# Don't Try This At Home: Culinary Catastrophes from the World's Greatest Chefs



## mattfin (Apr 16, 2007)

This book was a collection of anecdotes from some of the world's great chefs about the experiences that only professional chefs could encounter. While some of the stories were truly excellent - like realizing that almost 1,000 pounds of lobster had gone bad just before a dinner, or a meal so poorly planned that people were waiting 4 hours for their food - some of the other stories were just annoying preening and completely self-congratulatory.

But that's what you get when you have a collection of stories written by people with different writing skills.

However, that brings me to the other complaint I had with this book. The editing job done by Kimberly Witherspoon and Andrew Friedman were so overdone that every story sounded like they were written by the same person. Sure,the content was different, and thus the stories varied in how interesting they were as a result, but the "voice" that told each story was almost identical. (Anthony Bourdain of course being a noted exception...). Again though, this is perhaps what needs to be done when people of varying writing talents are tasked with writing stories for a book.

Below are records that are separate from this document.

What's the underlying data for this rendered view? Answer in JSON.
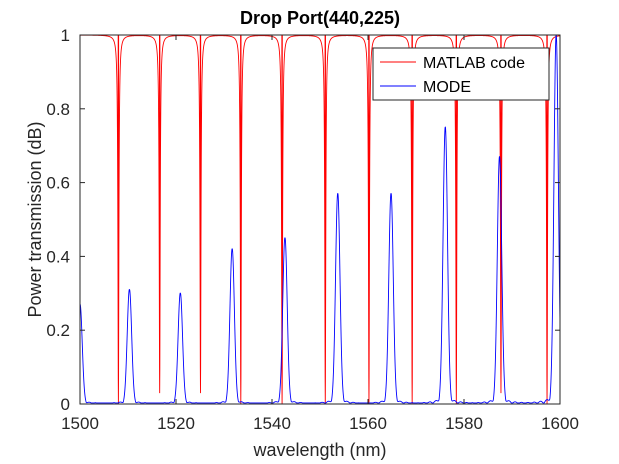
{
  "chart_data": {
    "type": "line",
    "title": "Drop Port(440,225)",
    "xlabel": "wavelength (nm)",
    "ylabel": "Power transmission (dB)",
    "xlim": [
      1500,
      1600
    ],
    "ylim": [
      0,
      1
    ],
    "xticks": [
      1500,
      1520,
      1540,
      1560,
      1580,
      1600
    ],
    "yticks": [
      0,
      0.2,
      0.4,
      0.6,
      0.8,
      1
    ],
    "grid": false,
    "legend_position": "top-right",
    "series": [
      {
        "name": "MATLAB code",
        "color": "#ff0000",
        "baseline": 1,
        "dips": [
          {
            "x": 1508.0,
            "min": 0.0
          },
          {
            "x": 1516.6,
            "min": 0.03
          },
          {
            "x": 1525.1,
            "min": 0.03
          },
          {
            "x": 1533.5,
            "min": 0.0
          },
          {
            "x": 1542.1,
            "min": 0.0
          },
          {
            "x": 1551.1,
            "min": 0.0
          },
          {
            "x": 1560.2,
            "min": 0.0
          },
          {
            "x": 1569.2,
            "min": 0.0
          },
          {
            "x": 1578.4,
            "min": 0.0
          },
          {
            "x": 1587.7,
            "min": 0.03
          },
          {
            "x": 1597.3,
            "min": 0.0
          }
        ]
      },
      {
        "name": "MODE",
        "color": "#0000ff",
        "peaks": [
          {
            "x": 1500.0,
            "y": 0.27
          },
          {
            "x": 1510.3,
            "y": 0.31
          },
          {
            "x": 1520.9,
            "y": 0.3
          },
          {
            "x": 1531.7,
            "y": 0.42
          },
          {
            "x": 1542.7,
            "y": 0.45
          },
          {
            "x": 1553.7,
            "y": 0.57
          },
          {
            "x": 1564.8,
            "y": 0.57
          },
          {
            "x": 1576.1,
            "y": 0.75
          },
          {
            "x": 1587.4,
            "y": 0.67
          },
          {
            "x": 1599.2,
            "y": 1.0
          }
        ]
      }
    ]
  }
}
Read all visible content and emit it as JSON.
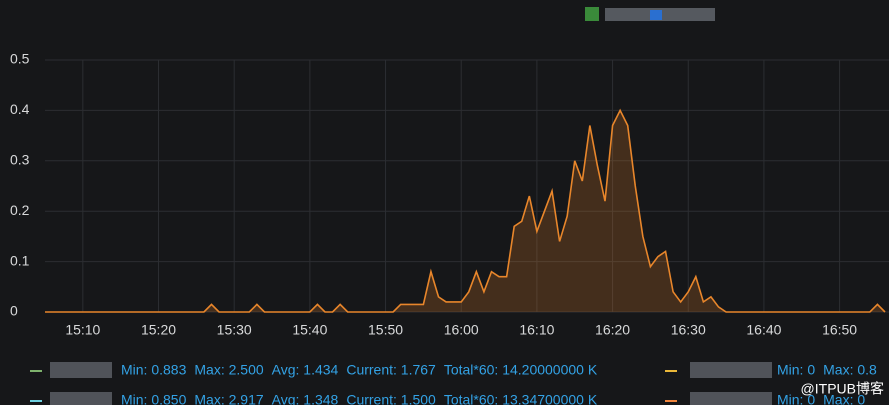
{
  "chart_data": {
    "type": "line",
    "x": [
      "15:05",
      "15:26",
      "15:27",
      "15:28",
      "15:32",
      "15:33",
      "15:34",
      "15:40",
      "15:41",
      "15:42",
      "15:43",
      "15:44",
      "15:45",
      "15:51",
      "15:52",
      "15:55",
      "15:56",
      "15:57",
      "15:58",
      "16:00",
      "16:01",
      "16:02",
      "16:03",
      "16:04",
      "16:05",
      "16:06",
      "16:07",
      "16:08",
      "16:09",
      "16:10",
      "16:11",
      "16:12",
      "16:13",
      "16:14",
      "16:15",
      "16:16",
      "16:17",
      "16:18",
      "16:19",
      "16:20",
      "16:21",
      "16:22",
      "16:23",
      "16:24",
      "16:25",
      "16:26",
      "16:27",
      "16:28",
      "16:29",
      "16:30",
      "16:31",
      "16:32",
      "16:33",
      "16:34",
      "16:35",
      "16:54",
      "16:55",
      "16:56"
    ],
    "series": [
      {
        "color": "#e8862b",
        "values": [
          0,
          0,
          0.015,
          0,
          0,
          0.015,
          0,
          0,
          0.015,
          0,
          0,
          0.015,
          0,
          0,
          0.015,
          0.015,
          0.08,
          0.03,
          0.02,
          0.02,
          0.04,
          0.08,
          0.04,
          0.08,
          0.07,
          0.07,
          0.17,
          0.18,
          0.23,
          0.16,
          0.2,
          0.24,
          0.14,
          0.19,
          0.3,
          0.26,
          0.37,
          0.29,
          0.22,
          0.37,
          0.4,
          0.37,
          0.25,
          0.15,
          0.09,
          0.11,
          0.12,
          0.04,
          0.02,
          0.04,
          0.07,
          0.02,
          0.03,
          0.01,
          0,
          0,
          0.015,
          0
        ]
      }
    ],
    "xlim": [
      "15:05",
      "16:56"
    ],
    "xticks": [
      "15:10",
      "15:20",
      "15:30",
      "15:40",
      "15:50",
      "16:00",
      "16:10",
      "16:20",
      "16:30",
      "16:40",
      "16:50"
    ],
    "ylim": [
      0,
      0.5
    ],
    "yticks": [
      0,
      0.1,
      0.2,
      0.3,
      0.4,
      0.5
    ],
    "grid": true,
    "legend": [
      {
        "color": "#7eb26d",
        "stats": [
          "Min: 0.883",
          "Max: 2.500",
          "Avg: 1.434",
          "Current: 1.767",
          "Total*60: 14.20000000 K"
        ]
      },
      {
        "color": "#eab839",
        "stats": [
          "Min: 0",
          "Max: 0.8"
        ]
      },
      {
        "color": "#6ed0e0",
        "stats": [
          "Min: 0.850",
          "Max: 2.917",
          "Avg: 1.348",
          "Current: 1.500",
          "Total*60: 13.34700000 K"
        ]
      },
      {
        "color": "#ef843c",
        "stats": [
          "Min: 0",
          "Max: 0"
        ]
      }
    ]
  },
  "watermark": "@ITPUB博客"
}
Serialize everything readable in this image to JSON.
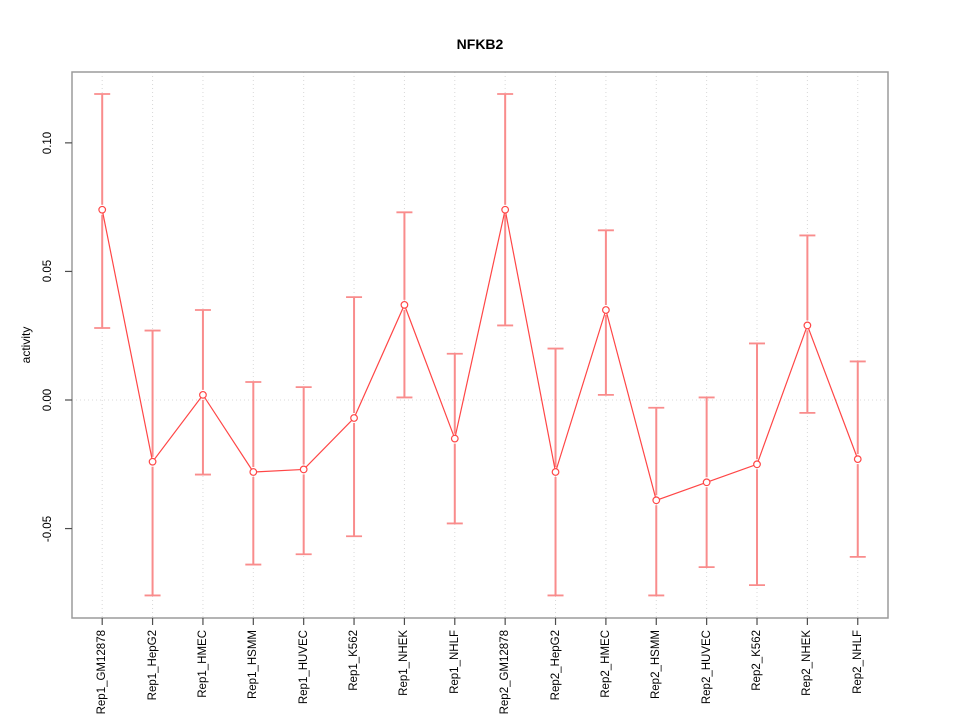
{
  "figure": {
    "title": "NFKB2",
    "ylabel": "activity",
    "colors": {
      "series": "#FF4646",
      "error_bar": "#F98C8C",
      "grid": "#D8D8D8",
      "zero_line": "#D8D8D8",
      "box": "#9B9B9B",
      "tick": "#4D4D4D",
      "text": "#000000"
    }
  },
  "chart_data": {
    "type": "line",
    "title": "NFKB2",
    "xlabel": "",
    "ylabel": "activity",
    "legend": "none",
    "grid": "vertical dotted gridline per category; dotted horizontal line at y=0",
    "point_style": "open-circle",
    "error_bars": true,
    "ylim": [
      -0.084,
      0.128
    ],
    "ytick_values": [
      -0.05,
      0.0,
      0.05,
      0.1
    ],
    "ytick_labels": [
      "-0.05",
      "0.00",
      "0.05",
      "0.10"
    ],
    "categories": [
      "Rep1_GM12878",
      "Rep1_HepG2",
      "Rep1_HMEC",
      "Rep1_HSMM",
      "Rep1_HUVEC",
      "Rep1_K562",
      "Rep1_NHEK",
      "Rep1_NHLF",
      "Rep2_GM12878",
      "Rep2_HepG2",
      "Rep2_HMEC",
      "Rep2_HSMM",
      "Rep2_HUVEC",
      "Rep2_K562",
      "Rep2_NHEK",
      "Rep2_NHLF"
    ],
    "series": [
      {
        "name": "activity",
        "values": [
          0.074,
          -0.024,
          0.002,
          -0.028,
          -0.027,
          -0.007,
          0.037,
          -0.015,
          0.074,
          -0.028,
          0.035,
          -0.039,
          -0.032,
          -0.025,
          0.029,
          -0.023
        ],
        "ci_low": [
          0.028,
          -0.076,
          -0.029,
          -0.064,
          -0.06,
          -0.053,
          0.001,
          -0.048,
          0.029,
          -0.076,
          0.002,
          -0.076,
          -0.065,
          -0.072,
          -0.005,
          -0.061
        ],
        "ci_high": [
          0.119,
          0.027,
          0.035,
          0.007,
          0.005,
          0.04,
          0.073,
          0.018,
          0.119,
          0.02,
          0.066,
          -0.003,
          0.001,
          0.022,
          0.064,
          0.015
        ]
      }
    ]
  }
}
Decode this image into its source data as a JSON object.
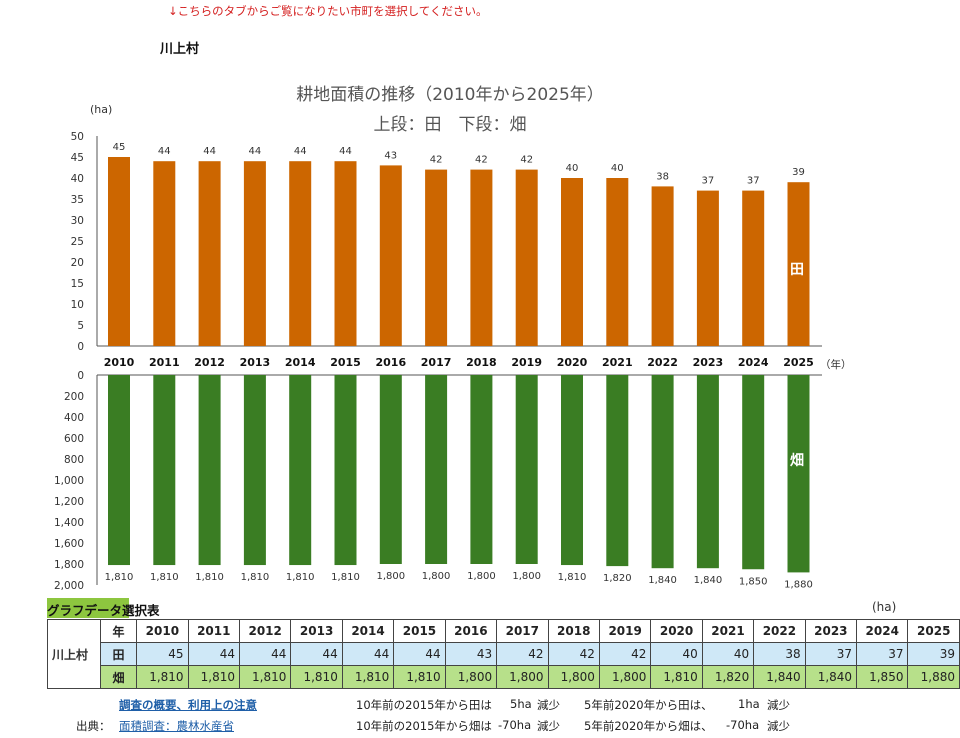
{
  "notice": "↓こちらのタブからご覧になりたい市町を選択してください。",
  "village_name": "川上村",
  "chart_title_line1": "耕地面積の推移（2010年から2025年）",
  "chart_title_line2": "上段：田　下段：畑",
  "colors": {
    "ta": "#cc6600",
    "hata": "#3a7d23",
    "notice": "#d42020"
  },
  "chart_data": [
    {
      "type": "bar",
      "series_label": "田",
      "ylabel": "(ha)",
      "xlabel": "（年）",
      "ylim": [
        0,
        50
      ],
      "yticks": [
        0,
        5,
        10,
        15,
        20,
        25,
        30,
        35,
        40,
        45,
        50
      ],
      "categories": [
        "2010",
        "2011",
        "2012",
        "2013",
        "2014",
        "2015",
        "2016",
        "2017",
        "2018",
        "2019",
        "2020",
        "2021",
        "2022",
        "2023",
        "2024",
        "2025"
      ],
      "values": [
        45,
        44,
        44,
        44,
        44,
        44,
        43,
        42,
        42,
        42,
        40,
        40,
        38,
        37,
        37,
        39
      ],
      "data_labels": [
        "45",
        "44",
        "44",
        "44",
        "44",
        "44",
        "43",
        "42",
        "42",
        "42",
        "40",
        "40",
        "38",
        "37",
        "37",
        "39"
      ]
    },
    {
      "type": "bar",
      "orientation": "downward",
      "series_label": "畑",
      "ylim": [
        0,
        2000
      ],
      "yticks": [
        "0",
        "200",
        "400",
        "600",
        "800",
        "1,000",
        "1,200",
        "1,400",
        "1,600",
        "1,800",
        "2,000"
      ],
      "categories": [
        "2010",
        "2011",
        "2012",
        "2013",
        "2014",
        "2015",
        "2016",
        "2017",
        "2018",
        "2019",
        "2020",
        "2021",
        "2022",
        "2023",
        "2024",
        "2025"
      ],
      "values": [
        1810,
        1810,
        1810,
        1810,
        1810,
        1810,
        1800,
        1800,
        1800,
        1800,
        1810,
        1820,
        1840,
        1840,
        1850,
        1880
      ],
      "data_labels": [
        "1,810",
        "1,810",
        "1,810",
        "1,810",
        "1,810",
        "1,810",
        "1,800",
        "1,800",
        "1,800",
        "1,800",
        "1,810",
        "1,820",
        "1,840",
        "1,840",
        "1,850",
        "1,880"
      ]
    }
  ],
  "table": {
    "title": "グラフデータ選択表",
    "unit": "(ha)",
    "village": "川上村",
    "header_label": "年",
    "years": [
      "2010",
      "2011",
      "2012",
      "2013",
      "2014",
      "2015",
      "2016",
      "2017",
      "2018",
      "2019",
      "2020",
      "2021",
      "2022",
      "2023",
      "2024",
      "2025"
    ],
    "rows": [
      {
        "label": "田",
        "values": [
          "45",
          "44",
          "44",
          "44",
          "44",
          "44",
          "43",
          "42",
          "42",
          "42",
          "40",
          "40",
          "38",
          "37",
          "37",
          "39"
        ]
      },
      {
        "label": "畑",
        "values": [
          "1,810",
          "1,810",
          "1,810",
          "1,810",
          "1,810",
          "1,810",
          "1,800",
          "1,800",
          "1,800",
          "1,800",
          "1,810",
          "1,820",
          "1,840",
          "1,840",
          "1,850",
          "1,880"
        ]
      }
    ]
  },
  "footer": {
    "link_overview": "調査の概要、利用上の注意",
    "source_label": "出典：",
    "link_source": "面積調査：農林水産省",
    "ta_10y_prefix": "10年前の2015年から田は",
    "ta_10y_value": "5ha",
    "ta_10y_suffix": "減少",
    "hata_10y_prefix": "10年前の2015年から畑は",
    "hata_10y_value": "-70ha",
    "hata_10y_suffix": "減少",
    "ta_5y_prefix": "5年前2020年から田は、",
    "ta_5y_value": "1ha",
    "ta_5y_suffix": "減少",
    "hata_5y_prefix": "5年前2020年から畑は、",
    "hata_5y_value": "-70ha",
    "hata_5y_suffix": "減少"
  }
}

All in all, this is a book that is a good read for a professional chef. It certainly got my heart racing at times since I know how rough situations like these can be. And all I hope is that I never find myself in any of these situations when I am on the line.


----------



## kyheirloomer (Feb 1, 2007)

>Again though, this is perhaps what needs to be done when people of varying writing talents are tasked with writing stories for a book.<

Actually, Mat, your comments leading up to this were more on target.

What this is is a sign of poor editing. And, unfortunately, there's a lot of that going on in the cookery book world. 

I don't know how some of these editors (and, worse, ghos...I'm sorry, co-authors) get their jobs. But it's certainly not through any skill in the use of language.


----------



## benrias (May 2, 2003)

LOL....I loved your point about the Bourdain story. Sooooo true. The voice in his story was definitely his own! I don't wish that new year's event on ANYONE!


----------